Suatu
kali Nabi SAW ditanya oleh para sahabat. Kenapa engkau maafkan dan
bahkan mendoakan kebaikan bagi orang-orang yang melukai di kala
perang uhud? Padahal kala itu engkau terluka sampai gigi pecah.
Nabi menjawab,”aku diutus bukan untuk melaknati orang, tetapi aku
diutus sebagai pembawa rahmat dan risalah dakwah.”
Nabi
SAW sungguh pemaaf. Nabi bersabda,”Sesungguhnya Allah itu pemaaf
dan suka memaafkan.” Di lain hadits Nabi bersabda,”Barangsiapa
memberi maaf ketika dia mampu membalas, maka Allah akan mengampuni dia di saat kesukaran”. Beliau bersabda,”Bahwa orang yang memberi
maaf pada orang yang mendzaliminya karena mengharap ridho Allah, maka
Allah akan menambah kemuliaan kepadanya di hari akhirat.”
Berbeda
dengan sebagian umatnya. Untuk menjadi pemaaf itu sungguh tak mudah.

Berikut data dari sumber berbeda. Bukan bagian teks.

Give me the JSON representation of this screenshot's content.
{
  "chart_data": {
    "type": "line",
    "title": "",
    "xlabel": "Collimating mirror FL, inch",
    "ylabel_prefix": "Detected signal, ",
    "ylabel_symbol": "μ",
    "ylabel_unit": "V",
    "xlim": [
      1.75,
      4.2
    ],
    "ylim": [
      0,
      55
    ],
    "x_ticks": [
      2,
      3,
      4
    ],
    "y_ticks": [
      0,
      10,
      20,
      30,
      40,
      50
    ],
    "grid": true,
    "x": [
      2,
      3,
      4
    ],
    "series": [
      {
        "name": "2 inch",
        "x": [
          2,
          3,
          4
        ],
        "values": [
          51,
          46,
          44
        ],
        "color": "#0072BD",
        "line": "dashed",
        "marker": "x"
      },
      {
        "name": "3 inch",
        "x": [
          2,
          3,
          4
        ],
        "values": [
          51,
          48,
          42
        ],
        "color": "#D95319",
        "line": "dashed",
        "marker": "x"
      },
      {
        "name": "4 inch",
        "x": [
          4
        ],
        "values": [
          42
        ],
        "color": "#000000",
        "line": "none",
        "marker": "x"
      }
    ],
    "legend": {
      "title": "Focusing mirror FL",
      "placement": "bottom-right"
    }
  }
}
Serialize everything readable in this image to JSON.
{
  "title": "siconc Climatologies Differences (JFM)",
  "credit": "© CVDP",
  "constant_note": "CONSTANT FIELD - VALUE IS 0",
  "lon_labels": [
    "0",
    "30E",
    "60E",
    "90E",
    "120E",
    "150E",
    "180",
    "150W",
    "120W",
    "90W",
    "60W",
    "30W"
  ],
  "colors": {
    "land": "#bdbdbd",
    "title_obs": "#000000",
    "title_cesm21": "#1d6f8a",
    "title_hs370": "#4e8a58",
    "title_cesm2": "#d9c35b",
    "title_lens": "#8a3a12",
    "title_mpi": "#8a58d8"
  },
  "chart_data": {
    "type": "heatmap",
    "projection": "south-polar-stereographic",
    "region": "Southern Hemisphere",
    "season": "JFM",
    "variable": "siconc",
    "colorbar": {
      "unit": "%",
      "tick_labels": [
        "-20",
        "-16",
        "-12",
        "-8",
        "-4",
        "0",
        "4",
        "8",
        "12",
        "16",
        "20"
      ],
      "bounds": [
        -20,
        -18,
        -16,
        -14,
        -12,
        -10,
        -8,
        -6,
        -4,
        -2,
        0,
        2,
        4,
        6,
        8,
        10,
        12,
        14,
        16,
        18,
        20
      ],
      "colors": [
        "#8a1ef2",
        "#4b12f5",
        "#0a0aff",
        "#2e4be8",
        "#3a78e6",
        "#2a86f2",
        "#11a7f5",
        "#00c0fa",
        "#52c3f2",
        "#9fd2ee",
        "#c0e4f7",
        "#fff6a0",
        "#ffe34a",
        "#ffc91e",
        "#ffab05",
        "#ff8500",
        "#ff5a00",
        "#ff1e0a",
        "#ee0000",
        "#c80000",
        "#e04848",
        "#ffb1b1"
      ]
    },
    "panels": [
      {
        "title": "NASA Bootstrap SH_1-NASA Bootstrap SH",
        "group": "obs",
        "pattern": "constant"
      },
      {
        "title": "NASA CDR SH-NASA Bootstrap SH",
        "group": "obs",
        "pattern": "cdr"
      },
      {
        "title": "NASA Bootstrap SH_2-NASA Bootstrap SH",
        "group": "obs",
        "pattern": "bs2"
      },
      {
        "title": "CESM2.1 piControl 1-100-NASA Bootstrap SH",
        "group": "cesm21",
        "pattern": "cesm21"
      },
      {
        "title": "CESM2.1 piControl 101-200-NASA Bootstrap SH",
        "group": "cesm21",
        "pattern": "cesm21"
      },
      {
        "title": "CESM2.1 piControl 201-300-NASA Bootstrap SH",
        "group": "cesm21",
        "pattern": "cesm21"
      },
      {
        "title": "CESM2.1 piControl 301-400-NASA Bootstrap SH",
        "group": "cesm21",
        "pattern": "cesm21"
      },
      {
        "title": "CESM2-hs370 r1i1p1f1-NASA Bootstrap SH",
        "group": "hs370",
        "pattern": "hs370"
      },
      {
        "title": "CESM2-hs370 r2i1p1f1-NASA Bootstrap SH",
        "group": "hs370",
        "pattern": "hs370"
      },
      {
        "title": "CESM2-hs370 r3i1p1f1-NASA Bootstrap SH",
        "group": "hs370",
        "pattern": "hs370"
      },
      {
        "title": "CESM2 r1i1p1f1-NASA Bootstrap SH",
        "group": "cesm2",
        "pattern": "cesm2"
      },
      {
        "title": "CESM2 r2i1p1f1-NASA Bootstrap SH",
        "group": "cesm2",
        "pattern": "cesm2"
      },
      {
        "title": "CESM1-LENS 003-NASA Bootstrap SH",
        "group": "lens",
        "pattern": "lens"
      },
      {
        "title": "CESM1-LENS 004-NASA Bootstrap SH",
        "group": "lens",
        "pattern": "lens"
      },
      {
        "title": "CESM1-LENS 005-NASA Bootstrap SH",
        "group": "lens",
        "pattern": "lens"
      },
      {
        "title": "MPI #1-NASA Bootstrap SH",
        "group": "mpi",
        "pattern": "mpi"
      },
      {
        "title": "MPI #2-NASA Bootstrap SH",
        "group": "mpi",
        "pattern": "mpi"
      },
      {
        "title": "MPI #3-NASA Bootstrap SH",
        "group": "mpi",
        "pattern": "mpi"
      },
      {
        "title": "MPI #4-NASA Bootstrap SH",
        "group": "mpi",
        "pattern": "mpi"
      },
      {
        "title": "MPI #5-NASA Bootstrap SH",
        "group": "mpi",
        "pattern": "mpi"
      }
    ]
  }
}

Jika salah, sulit meminta maaf, ketika benar, lebih sulit lagi untuk
meminta maaf. Lebih terbiasa memelihara dendam kesumat dan
mengawetkan amarah dalam hubungan dengan sesama. Segala hal hanya
diukur dari rasio dan rasa, yang sesungguhnya tidak memberikan nilai
positif bagi diri sendiri. Sebab dendam dan amarah atas kesalahan
orang lain itu jika terus diperlihara hanya menyiksa diri sendiri.
Orang
yang sulit meminta maaf padahal salah akan menyiksa batinnya sendiri.
Selama hidupnya akan dikejar rasa bersalah sekaligus menjadikan
hatinya tidak tentram. Memang tidak mudah meminta maaf, karena
merasa diri akan jatuh. Lebih-lebih manakala harus meminta maaf
kepada orang dipandang rendah atau lebih bawah. Gengsi dan perasaan
akan hilang kehormatan diri menyelinap dalam batin, sehingga timbul
rasa angkuh untuk meminta maaf. Apalagi jika dalam relasi yang
terjadi, pihak yang dimintakan maaf itu ada unsur salahnya, sehingga
makin enggan meminta maaf.
Lebih
sulit lagi orang memberi maaf. Pada umumnya orang yang memberi maaf
itu posisinya di atas. Dia benar dihadapan orang lain yang salah.
Berbagai dalih dan perasaan apa pun sering memperkuat sikap akngkuh
untuk memberi maaf pada orang yang bersalah terhadapa dirinya. Rasa
sakit, terluka, terugikan dan segala hal yang ada dalam rasa
dikapitalisi sehingga tidak mau memaafkan orang lain. Energi batin
yang positifpun rela dilepas demi menjaga perasaan diri yang serba
sakit. Diri akhirnya sebenarnya tersiksa. Padahal jika berani dan
ikhlas melepaskan sangkar besi rasa yang bergolak untuk menjadi
pemaaf maka selain akan membebaskan belenggu ruhani menuju pada
kelapangan, Allah pun akan memberi berkah.
Permaafan
(al-`afwu) menurut Al-Hufy ialah memberi maaf atau ampunan terhadap
kesalahan orang lain tanpa rasa benci atau sakit hati, serta tidak
ada keinginan untuk membalas padahal dirinya mampu membalasnya.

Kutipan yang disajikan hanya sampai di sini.